Putin & Kim As Leaders Of World's "Most Sanctioned Countries" Pledge Deeper Ties Against "Hostile" US

Tyler Durden's Photo
by Tyler Durden
Monday, Aug 15, 2022 - 10:30 PM

The state medias of Russia and North Korea are reporting that leaders Vladimir Putin and Kim Jong Un have communicated mutual messages pledging deeper ties between the two nations, at a moment both find themselves heavily sanctioned by the United States and its allies.

The pledge came in the form of an exchange of official diplomatic notes in which Putin wished Kim "good health and success" - and spelled out a desire for closer cooperation, coming at a key moment where Moscow has been on the offensive in trying to strengthen strategic alliances with non-Western countries, notably China and India also among them, as the Ukraine invasion has blown past six months.

A 2019 visit between the two leaders, KCNA via KNS/AFP

Putin's message to Kim further expressed hope that deepened Moscow-Pyongyang ties "would entirely conform with the interests of the peoples of the two countries," according to a translation.

Kim, responded by highlighting the special friendship has led to...

"The strategic and tactical cooperation, support, and solidarity between the two countries have put on a new high stage in the common front for frustrating the hostile forces’ military threat and provocation, and high-handed and arbitrary practices," Kim wrote, according to KCNA.

Without doubt, Kim's reference to "hostile forces" has Washington in mind as topping the list. Starting in March as the Ukraine war continued to intensify following the Putin-ordered Feb.24 invasion, Russia became the "world's most sanctioned country" - even surpassing Iran and North Korea.

Pyongyang, similar to China's government, has issued statements actively defending Russia's ability to respond militarily to threats to its national security interests.

Currently, there's a European push - also based on repeat requests by Ukrainian President Volodymyr Zelensky - to have Western countries designate Russia a "state sponsor of terror" - which would require sanctions to be ratcheted even further, and the severing of Russia's participation in additional international institutions (such as cooperative anti-crime agencies like Interpol).

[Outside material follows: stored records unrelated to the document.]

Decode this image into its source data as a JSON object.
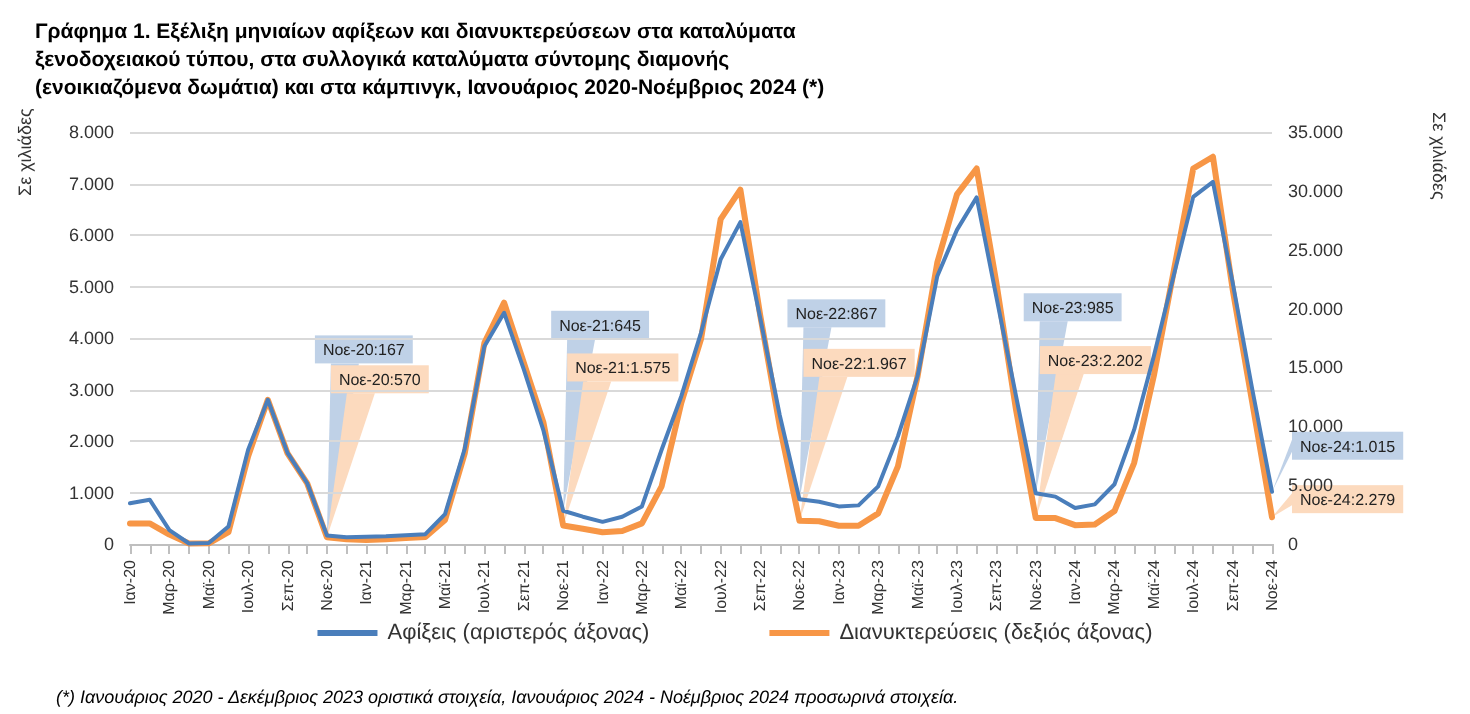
{
  "chart_data": {
    "type": "line",
    "title": "Γράφημα 1. Εξέλιξη μηνιαίων αφίξεων και διανυκτερεύσεων στα καταλύματα ξενοδοχειακού τύπου, στα συλλογικά καταλύματα σύντομης διαμονής (ενοικιαζόμενα δωμάτια) και στα κάμπινγκ, Ιανουάριος 2020-Νοέμβριος 2024 (*)",
    "ylabel": "Σε χιλιάδες",
    "y2label": "Σε χιλιάδες",
    "categories": [
      "Ιαν-20",
      null,
      "Μαρ-20",
      null,
      "Μαϊ-20",
      null,
      "Ιουλ-20",
      null,
      "Σεπ-20",
      null,
      "Νοε-20",
      null,
      "Ιαν-21",
      null,
      "Μαρ-21",
      null,
      "Μαϊ-21",
      null,
      "Ιουλ-21",
      null,
      "Σεπ-21",
      null,
      "Νοε-21",
      null,
      "Ιαν-22",
      null,
      "Μαρ-22",
      null,
      "Μαϊ-22",
      null,
      "Ιουλ-22",
      null,
      "Σεπ-22",
      null,
      "Νοε-22",
      null,
      "Ιαν-23",
      null,
      "Μαρ-23",
      null,
      "Μαϊ-23",
      null,
      "Ιουλ-23",
      null,
      "Σεπ-23",
      null,
      "Νοε-23",
      null,
      "Ιαν-24",
      null,
      "Μαρ-24",
      null,
      "Μαϊ-24",
      null,
      "Ιουλ-24",
      null,
      "Σεπ-24",
      null,
      "Νοε-24"
    ],
    "series": [
      {
        "name": "Αφίξεις (αριστερός άξονας)",
        "color": "#4a7ebb",
        "values": [
          790,
          860,
          270,
          10,
          20,
          340,
          1830,
          2800,
          1770,
          1180,
          167,
          130,
          140,
          150,
          170,
          190,
          580,
          1850,
          3840,
          4490,
          3390,
          2200,
          645,
          530,
          430,
          530,
          730,
          1830,
          2870,
          4100,
          5530,
          6250,
          4400,
          2500,
          867,
          820,
          730,
          750,
          1120,
          2090,
          3260,
          5200,
          6100,
          6730,
          4800,
          2870,
          985,
          920,
          700,
          770,
          1160,
          2220,
          3650,
          5200,
          6740,
          7030,
          5080,
          3000,
          1015
        ]
      },
      {
        "name": "Διανυκτερεύσεις (δεξιός άξονας)",
        "color": "#f79646",
        "axis": "y2",
        "values": [
          1750,
          1750,
          800,
          50,
          60,
          1000,
          7450,
          12250,
          7700,
          5150,
          570,
          400,
          350,
          400,
          500,
          600,
          2050,
          7700,
          17100,
          20500,
          15400,
          10300,
          1575,
          1300,
          1000,
          1100,
          1750,
          4900,
          12000,
          17400,
          27600,
          30100,
          19500,
          10000,
          1967,
          1930,
          1550,
          1550,
          2600,
          6600,
          14250,
          23900,
          29700,
          31900,
          22200,
          11400,
          2202,
          2200,
          1600,
          1650,
          2800,
          6900,
          14300,
          23100,
          31900,
          32900,
          21650,
          12000,
          2279
        ]
      }
    ],
    "ylim": [
      0,
      8000
    ],
    "yticks": [
      0,
      {
        "value": 1000,
        "label": "1.000"
      },
      {
        "value": 2000,
        "label": "2.000"
      },
      {
        "value": 3000,
        "label": "3.000"
      },
      {
        "value": 4000,
        "label": "4.000"
      },
      {
        "value": 5000,
        "label": "5.000"
      },
      {
        "value": 6000,
        "label": "6.000"
      },
      {
        "value": 7000,
        "label": "7.000"
      },
      {
        "value": 8000,
        "label": "8.000"
      }
    ],
    "y2lim": [
      0,
      35000
    ],
    "y2ticks": [
      0,
      {
        "value": 5000,
        "label": "5.000"
      },
      {
        "value": 10000,
        "label": "10.000"
      },
      {
        "value": 15000,
        "label": "15.000"
      },
      {
        "value": 20000,
        "label": "20.000"
      },
      {
        "value": 25000,
        "label": "25.000"
      },
      {
        "value": 30000,
        "label": "30.000"
      },
      {
        "value": 35000,
        "label": "35.000"
      }
    ],
    "annotations": [
      {
        "text": "Νοε-20:167",
        "x": "Νοε-20",
        "y": 167
      },
      "Νοε-20:570",
      {
        "text": "Νοε-21:645",
        "x": "Νοε-21",
        "y": 645
      },
      "Νοε-21:1.575",
      {
        "text": "Νοε-22:867",
        "x": "Νοε-22",
        "y": 867
      },
      "Νοε-22:1.967",
      {
        "text": "Νοε-23:985",
        "x": "Νοε-23",
        "y": 985
      },
      "Νοε-23:2.202",
      {
        "text": "Νοε-24:1.015",
        "x": "Νοε-24",
        "y": 1015
      },
      "Νοε-24:2.279",
      "(*) Ιανουάριος 2020 - Δεκέμβριος 2023 οριστικά στοιχεία, Ιανουάριος 2024 - Νοέμβριος 2024 προσωρινά στοιχεία."
    ],
    "grid": "y",
    "legend": "bottom",
    "marker": "none",
    "line_style": "solid"
  }
}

Moscow has signaled that such a move by Washington would effectively mean the end of diplomatic relations altogether, as Rabobank explains: 

Russia - which is deepening ties with North Korea and Iran (whom the West wants to get closer to again) - warns that if it is designated as a being a state sponsor of terrorism it will mean the complete end of diplomatic relations with the US.

As for ties with the DPRK in particular, earlier this month there widespread reports of a highly unusual offer: that North Kore said it is willing to send 100,000 "volunteer" troops to help Putin execute the ongoing war in Ukraine. While the Kremlin has apparently declined the offer given the immense logistical challenge that such an immense foreign force would present, it was widely perceived as symbolic of the deepening relations between the two militaries and governments.